凛は家事が全く出来ない。つまり凛がいると僕の家事負担が増える。
「兄貴、飯まだ?」
なのに催促だけは一人前だ。まあ、しばらくはこんな感じの生活が続くのだろう。
——「兄貴の飯は相変わらず美味いな。母さんと同じで見た目は残念だけど」
僕もしっかり母さんの血を受け継いでいる。ちなみに凛のやつは僕と違ってテーブルマナーもしっかりしていて汚い食べ方ではない。

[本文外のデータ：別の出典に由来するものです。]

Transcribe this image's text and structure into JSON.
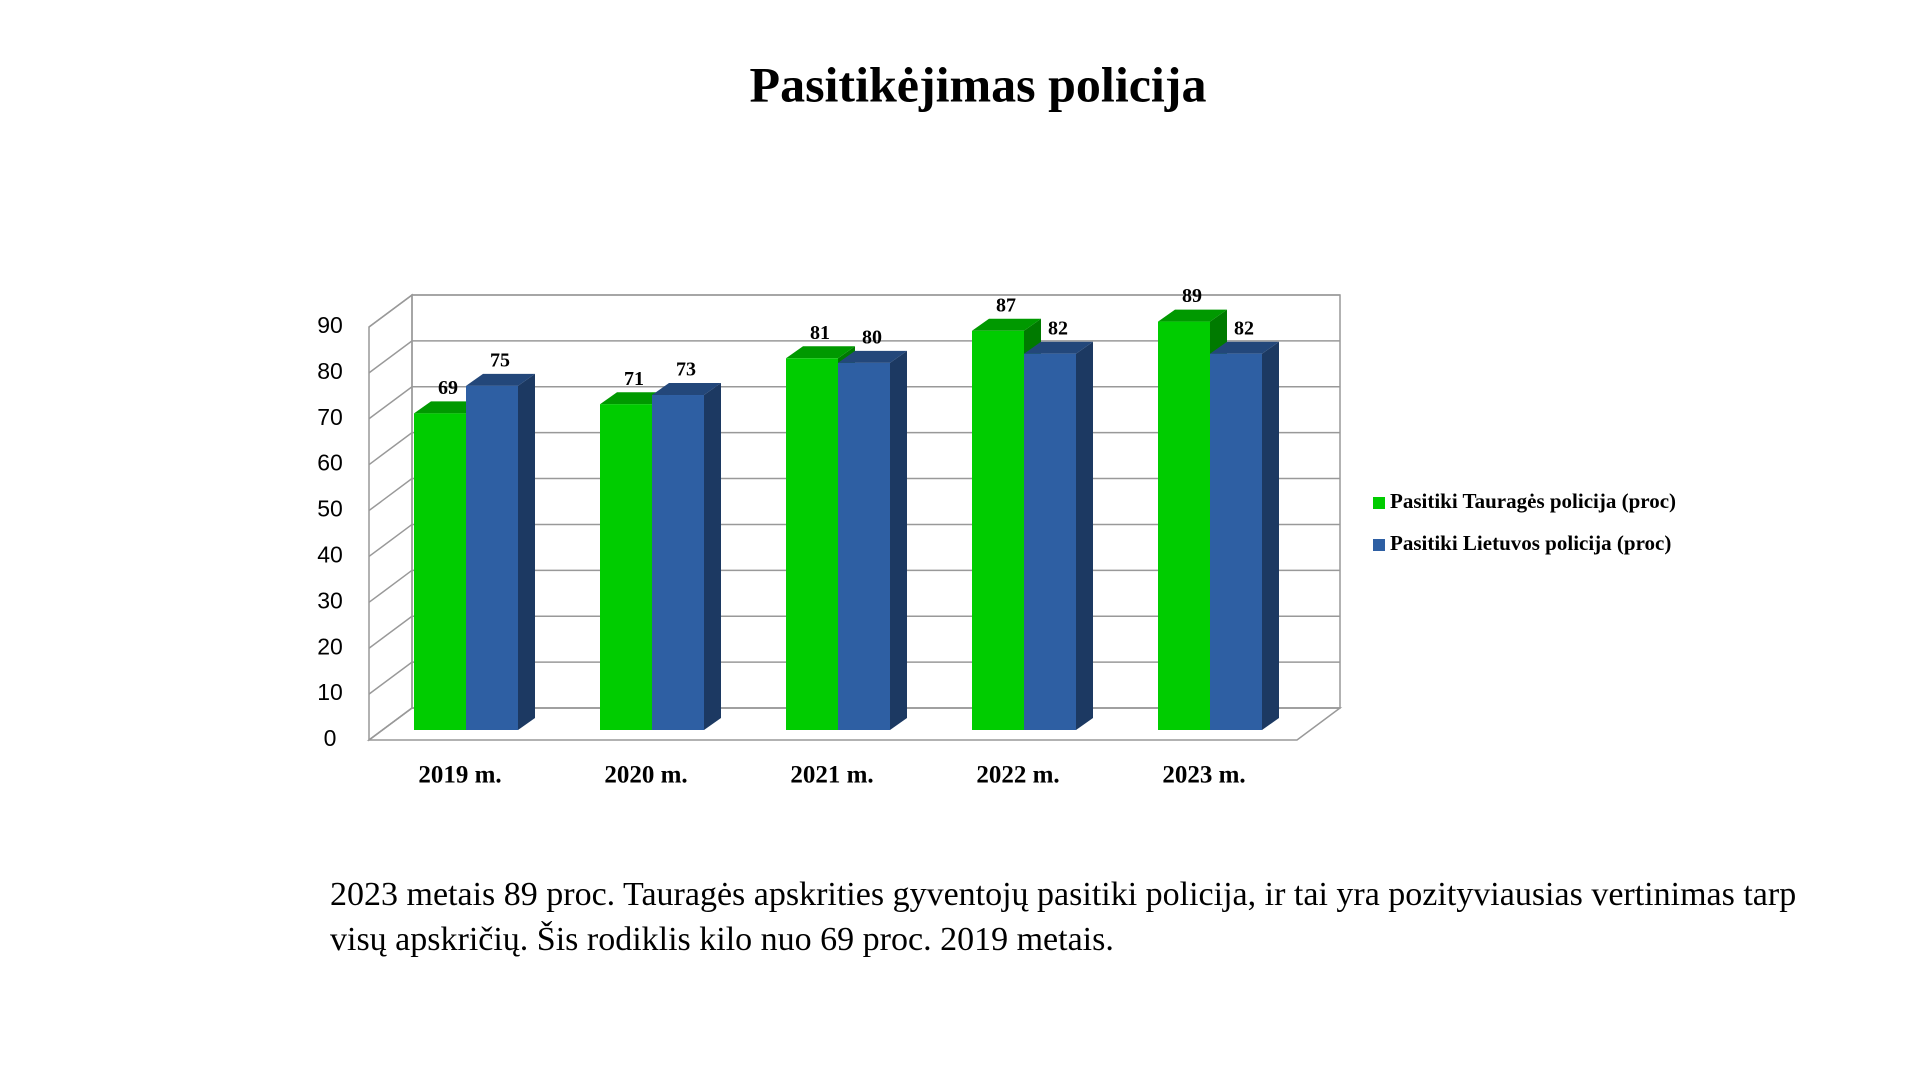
{
  "chart_data": {
    "type": "bar3d",
    "title": "Pasitikėjimas policija",
    "categories": [
      "2019 m.",
      "2020 m.",
      "2021 m.",
      "2022 m.",
      "2023 m."
    ],
    "series": [
      {
        "name": "Pasitiki Tauragės policija (proc)",
        "color": "#00cc00",
        "values": [
          69,
          71,
          81,
          87,
          89
        ]
      },
      {
        "name": "Pasitiki Lietuvos policija (proc)",
        "color": "#2e5fa3",
        "values": [
          75,
          73,
          80,
          82,
          82
        ]
      }
    ],
    "ylim": [
      0,
      90
    ],
    "yticks": [
      0,
      10,
      20,
      30,
      40,
      50,
      60,
      70,
      80,
      90
    ],
    "grid": true,
    "legend": "right"
  },
  "body": "2023 metais 89 proc. Tauragės apskrities gyventojų pasitiki policija, ir tai yra pozityviausias vertinimas tarp visų apskričių. Šis rodiklis kilo nuo 69 proc. 2019 metais."
}
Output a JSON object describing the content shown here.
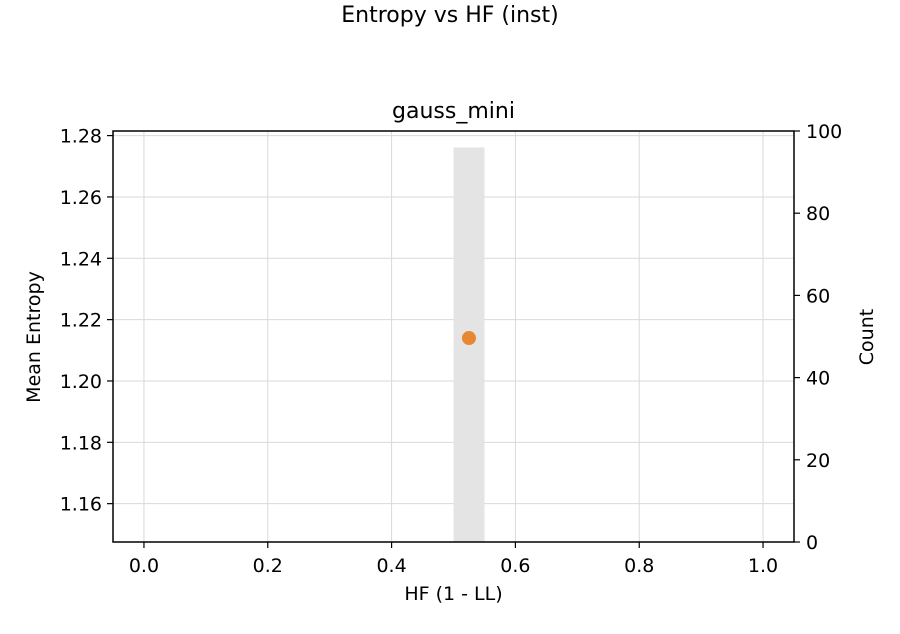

「あれ? 兄貴ちょっと食べるの上手くなったんじゃね?」
衣織と付き合うようになってから、意識するようになったからだ。
「ちょっと練習してるんだよ」
「愛夏ならともかく、他の人はびっくりするもんな! まあ頑張れ」
他人事のように応援された。
——洗い物は凛がやってくれるとのことなので、先に風呂に入っておこう。
今日もどっと疲れた。
毎日充実しているが、イベント事が多すぎて気が休まる暇がない。
衣織と出会ってから、僕の平穏は完全に失われた。
でも悪くない。
どちらかと言えば嬉しいことのほうが多い。
僕は湯船で少し寝てしまった。
——顔にお湯をかけられる感覚で目覚めた。
そして目の前には凛がいた。
僕と一緒に湯船に浸かっていた。
「ちょっ……凛!? お前何やってんだよ?」
「風呂入ってんだけど? それより湯船で寝たら危ないぞバカ兄貴」
「あ……ごめんごめん……って、違うよ! 何で僕と一緒に普通に風呂入ってんだよ!」
「だって、兄貴がいつまでたってもでてこねーし、様子見に来てみたら寝てるし」
「だからって一緒に入る事ないだろ! つか、僕たち……男と女だぞ……恥ずかしく……ないのか」
「はあ————っ? 何それ? 風呂なんかずっと一緒に入ってたじゃん」
この子はいつの頃の話をしているのだろうか。
「いや、それは子どもの頃だろ……もう、僕たちは高校生なんだぞ!」
「何、兄貴……凛の身体見て興奮するわけ?」
そりゃ……そんなにも成長していれば興奮もしますよ。
「見たいの?」
う……見たい……見たいかもしれない……でもそんなこと言えるはずない……。
「ばか! そんなわけねーじゃん!」
僕は風呂場から飛び出した。
実の妹……しかも双子の妹に欲情なんかしたら目も当てられない。
お風呂で体を休めるつもりが、どっと疲れてしまった。